At the height of the great 1919 steel strike, the U.S. press carried so little news of the dispute that 32 labor editors decided to start a cooperative, nonprofit news service solely to cover union activities. The agency: Federated Press. Since 1922 the F.P. has been run by Carl Haessler, a Detroit newsman, publicist, e.g., with the Institute for Mortuary Research, and a self-styled “anticapitalist” who was court-martialed for refusing to put on an Army uniform in World War I, later went to Alcatraz for leading a prison strike. Not long after its founding, F.P. began to toe the Socialist and later the Communist Party line, employed many Communist editors and correspondents.
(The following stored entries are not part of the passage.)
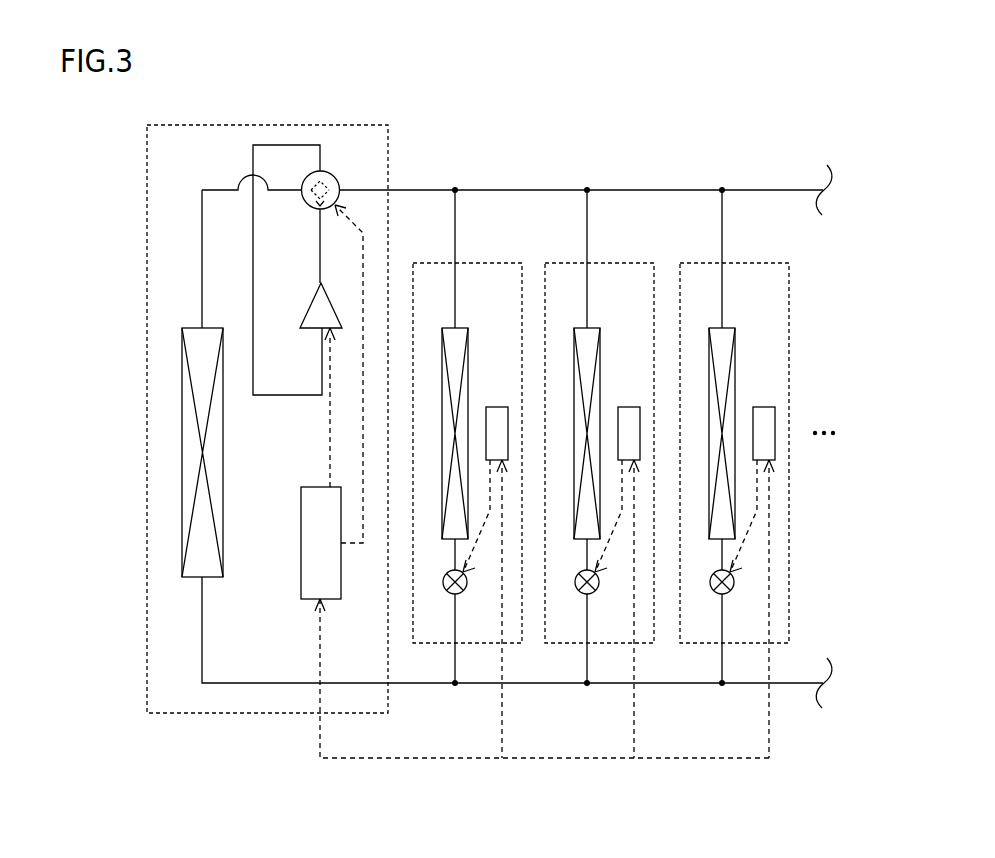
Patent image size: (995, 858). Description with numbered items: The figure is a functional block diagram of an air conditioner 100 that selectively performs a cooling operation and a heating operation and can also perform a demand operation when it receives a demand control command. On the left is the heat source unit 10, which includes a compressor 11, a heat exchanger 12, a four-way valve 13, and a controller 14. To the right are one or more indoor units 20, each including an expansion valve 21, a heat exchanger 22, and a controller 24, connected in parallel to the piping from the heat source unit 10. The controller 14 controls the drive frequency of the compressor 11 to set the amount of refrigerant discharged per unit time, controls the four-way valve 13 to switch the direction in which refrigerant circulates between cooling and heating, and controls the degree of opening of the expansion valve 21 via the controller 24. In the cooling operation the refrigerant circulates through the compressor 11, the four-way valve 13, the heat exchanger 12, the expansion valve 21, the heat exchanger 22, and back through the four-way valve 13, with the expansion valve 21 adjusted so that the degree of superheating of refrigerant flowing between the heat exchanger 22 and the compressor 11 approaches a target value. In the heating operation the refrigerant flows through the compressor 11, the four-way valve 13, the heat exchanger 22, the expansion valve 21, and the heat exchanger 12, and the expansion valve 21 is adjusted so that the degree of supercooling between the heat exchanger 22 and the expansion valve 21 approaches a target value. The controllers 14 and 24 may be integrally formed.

The air conditioner 100 is at (133, 111).
The heat source unit 10 is at (332, 125).
The compressor 11 is at (332, 311).
The heat exchanger 12 is at (190, 327).
The four-way valve 13 is at (334, 174).
The controller 14 is at (300, 544).
The indoor unit 20 is at (477, 263).
The expansion valve 21 is at (465, 588).
The heat exchanger 22 is at (463, 328).
The controller 24 is at (497, 407).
F.P. barely survived the early Depression, but revived rapidly under the New Deal, when the C.I.O. started dozens of union papers. Despite its Red sympathies, F.P. boasted some 200 subscribers (including many anti-Communist publications) at its peak shortly after World War II. But the agency’s biggest support came from labor journals. In 1949, when the C.I.O. started cleaning out Red unions, a non-Communist labor news service called the Labor Press Association siphoned away many union papers. Though L.P.A. folded in 1954, Haessler survived by servicing the two principal U.S. Communist dailies—Manhattan’s Daily Worker and San Francisco’s People’s World—and a hard core of leftwing unions.
Last month, with fewer than 50 subscribers, Haessler, 68, decided to suspend operations “temporarily.” Last week he announced in Detroit that Federated Press would not resume service.